Note: If the oil smell cannot be easily removed and it is ensured that there is no oil pollution on your own property, the environmental agency should be called in to get to the bottom of the cause and to solve the problem.
If well water stinks of mold, as it is often known from ponds, then this is usually due to intensive biofilm formation in the well or in the pipe systems. This is a slime that increases as the amount of odor increases. In well areas and pipelines, it is made up of the following substances:
The mostly tough mucus is often difficult to remove. Various products are available that can be used to clean pipes yourself. The best and most reliable thing to do is to hire a specialist company who will take care of pipe and well cleaning. When building a well, care should be taken that only smoothly coated materials are used, because the slime mainly settles on rough surfaces.

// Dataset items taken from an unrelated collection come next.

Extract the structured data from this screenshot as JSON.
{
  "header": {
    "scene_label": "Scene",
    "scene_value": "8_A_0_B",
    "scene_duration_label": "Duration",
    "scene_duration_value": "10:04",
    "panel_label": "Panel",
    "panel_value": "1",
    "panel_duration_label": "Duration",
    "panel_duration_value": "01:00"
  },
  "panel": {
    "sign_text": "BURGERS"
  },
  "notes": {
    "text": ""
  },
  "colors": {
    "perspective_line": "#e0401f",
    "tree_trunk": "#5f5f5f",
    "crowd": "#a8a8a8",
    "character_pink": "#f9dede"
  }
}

If the well water smells of feces, it is definitely the ingress of extraneous water from drainage pipes. Basically, only a well builder or a plumbing specialist can explain why and why. The cause must be investigated and the damage repaired. Then pump well water until it no longer stinks of faeces.

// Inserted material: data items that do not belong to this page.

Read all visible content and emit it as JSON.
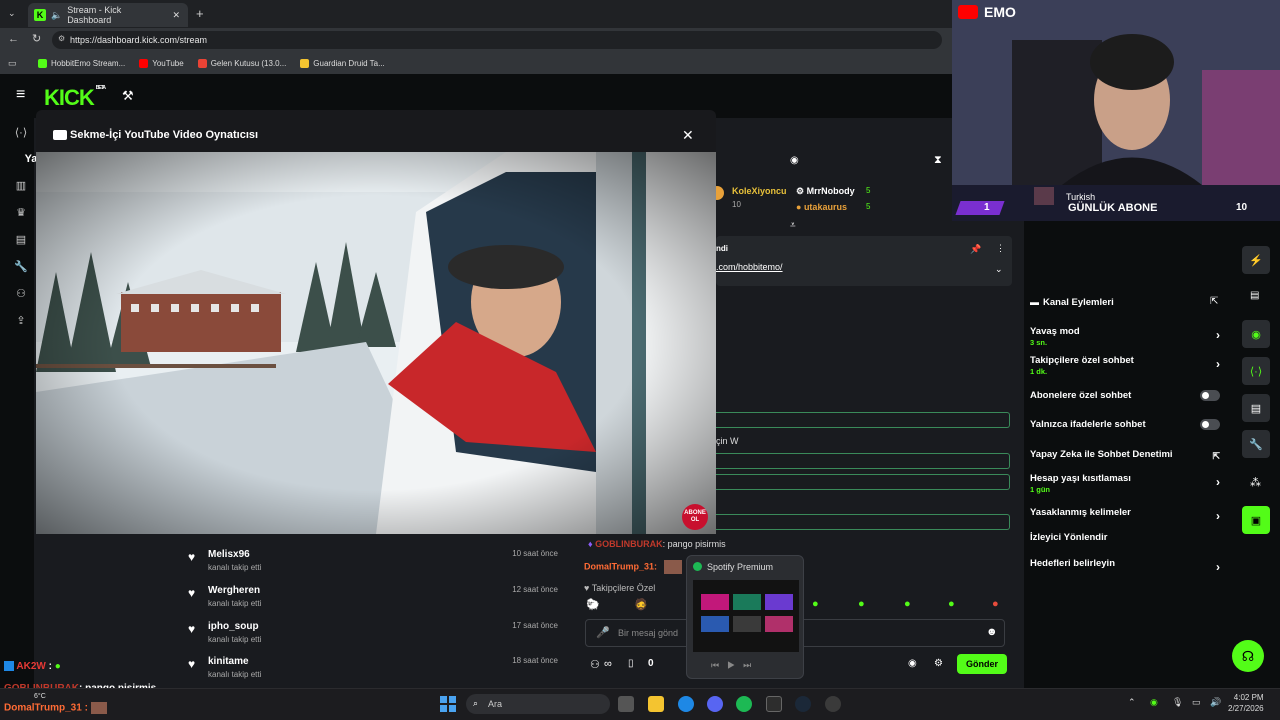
{
  "browser": {
    "tab_title": "Stream - Kick Dashboard",
    "url": "https://dashboard.kick.com/stream",
    "bookmarks": [
      {
        "label": "HobbitEmo Stream...",
        "color": "#53fc18"
      },
      {
        "label": "YouTube",
        "color": "#ff0000"
      },
      {
        "label": "Gelen Kutusu (13.0...",
        "color": "#ea4335"
      },
      {
        "label": "Guardian Druid Ta...",
        "color": "#f4c430"
      }
    ]
  },
  "kick": {
    "logo": "KICK",
    "beta": "BETA",
    "left_rail_label": "Ya"
  },
  "modal": {
    "title": "Sekme-İçi YouTube Video Oynatıcısı",
    "close": "✕",
    "abone_badge": "ABONE OL"
  },
  "followers": [
    {
      "name": "Melisx96",
      "action": "kanalı takip etti",
      "time": "10 saat önce"
    },
    {
      "name": "Wergheren",
      "action": "kanalı takip etti",
      "time": "12 saat önce"
    },
    {
      "name": "ipho_soup",
      "action": "kanalı takip etti",
      "time": "17 saat önce"
    },
    {
      "name": "kinitame",
      "action": "kanalı takip etti",
      "time": "18 saat önce"
    }
  ],
  "chat": {
    "top_users": [
      {
        "name": "KoleXiyoncu",
        "count": "10"
      },
      {
        "name": "MrrNobody",
        "count": "5"
      },
      {
        "name": "utakaurus",
        "count": "5"
      }
    ],
    "pinned_label": "ndi",
    "pinned_link": ".com/hobbitemo/",
    "partial_line": "çin W",
    "lines": [
      {
        "user": "GOBLINBURAK",
        "text": ": pango pisirmis",
        "color": "#c0392b"
      },
      {
        "user": "DomalTrump_31:",
        "text": "",
        "color": "#ff6b35"
      }
    ],
    "followers_only": "Takipçilere Özel",
    "input_placeholder": "Bir mesaj gönd",
    "viewer_count": "0",
    "send": "Gönder"
  },
  "channel_actions": {
    "title": "Kanal Eylemleri",
    "items": [
      {
        "label": "Yavaş mod",
        "hint": "3 sn.",
        "kind": "chevron"
      },
      {
        "label": "Takipçilere özel sohbet",
        "hint": "1 dk.",
        "kind": "chevron"
      },
      {
        "label": "Abonelere özel sohbet",
        "hint": "",
        "kind": "toggle"
      },
      {
        "label": "Yalnızca ifadelerle sohbet",
        "hint": "",
        "kind": "toggle"
      },
      {
        "label": "Yapay Zeka ile Sohbet Denetimi",
        "hint": "",
        "kind": "external"
      },
      {
        "label": "Hesap yaşı kısıtlaması",
        "hint": "1 gün",
        "kind": "chevron"
      },
      {
        "label": "Yasaklanmış kelimeler",
        "hint": "",
        "kind": "chevron"
      },
      {
        "label": "İzleyici Yönlendir",
        "hint": "",
        "kind": "none"
      },
      {
        "label": "Hedefleri belirleyin",
        "hint": "",
        "kind": "chevron"
      }
    ]
  },
  "overlay": {
    "webcam_name": "EMO",
    "sub_language": "Turkish",
    "sub_title": "GÜNLÜK ABONE",
    "sub_left": "1",
    "sub_right": "10",
    "chat_user1": "AK2W",
    "chat_user2": "GOBLINBURAK",
    "chat_text2": ": pango pisirmis",
    "chat_user3": "DomalTrump_31 :",
    "weather": "6°C"
  },
  "spotify": {
    "title": "Spotify Premium"
  },
  "taskbar": {
    "search": "Ara",
    "time": "4:02 PM",
    "date": "2/27/2026"
  }
}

The following are often possible causes:
- Damaged sewer pipe from well construction – faeces run directly into the groundwater
- Broken pipe in a sewer pipe
- Leaky septic tank set in the ground or leaking sewage tank (can also be with neighbors)
- Rotten (egg) smell
If the well water generally smells putrid or if the smell of the water is reminiscent of rotten eggs, the causes are mostly organic or inorganic substances that are in the earth. A foul smell can come from compost, which is supposed to rot in the earth, as well as from artificial fertilizers. Through watering or rain, the substances get deeper into the ground. If hydrogen sulfide forms, a foul odor occurs that spreads to the groundwater system. If the groundwater reaches the well area, the stench rises upwards and of course into the well water.
Elimination and handling
- Wait until the rotting is complete and the hydrogen sulfide formation decreases
- Search the surrounding earth for said substances and, if necessary, replace the earth in the vicinity
- Use a special filter system to filter out the hydrogen sulfide from the water in the well
- Well ventilation supports the rapid withdrawal of the gas
- H2S is highly toxic in high doses and must never get into the body
- iron and manganese
Rusty pipelines in the area or other iron and manganese in the ground can give the water in the well area a typical metallic odor. This can also be tasted. As the odor increases, the water turns reddish-brown. It stains fabrics and other metals.
If a rusty pipe in the ground is to blame for the metal smell in the water, it is important to locate it and replace it with a new one. Smaller metallic objects that are at the bottom of the floor can also be responsible. This must be searched accordingly and the water pumped for it. For clear, metal-free water, after removing the “culprit”, it is sufficient to pump out the water or to take it from the garden fountain as far and often as possible. When fresh, metal-free groundwater flows in, the rust color disappears quickly and it no longer smells of metal.
If well water stinks, it can have various causes. It becomes more expensive and / or time consuming if the problem is underground. The most common thing, however, is the putrid sulfur smell, which can be easily controlled with suitable filter technology and a little patience, as described here.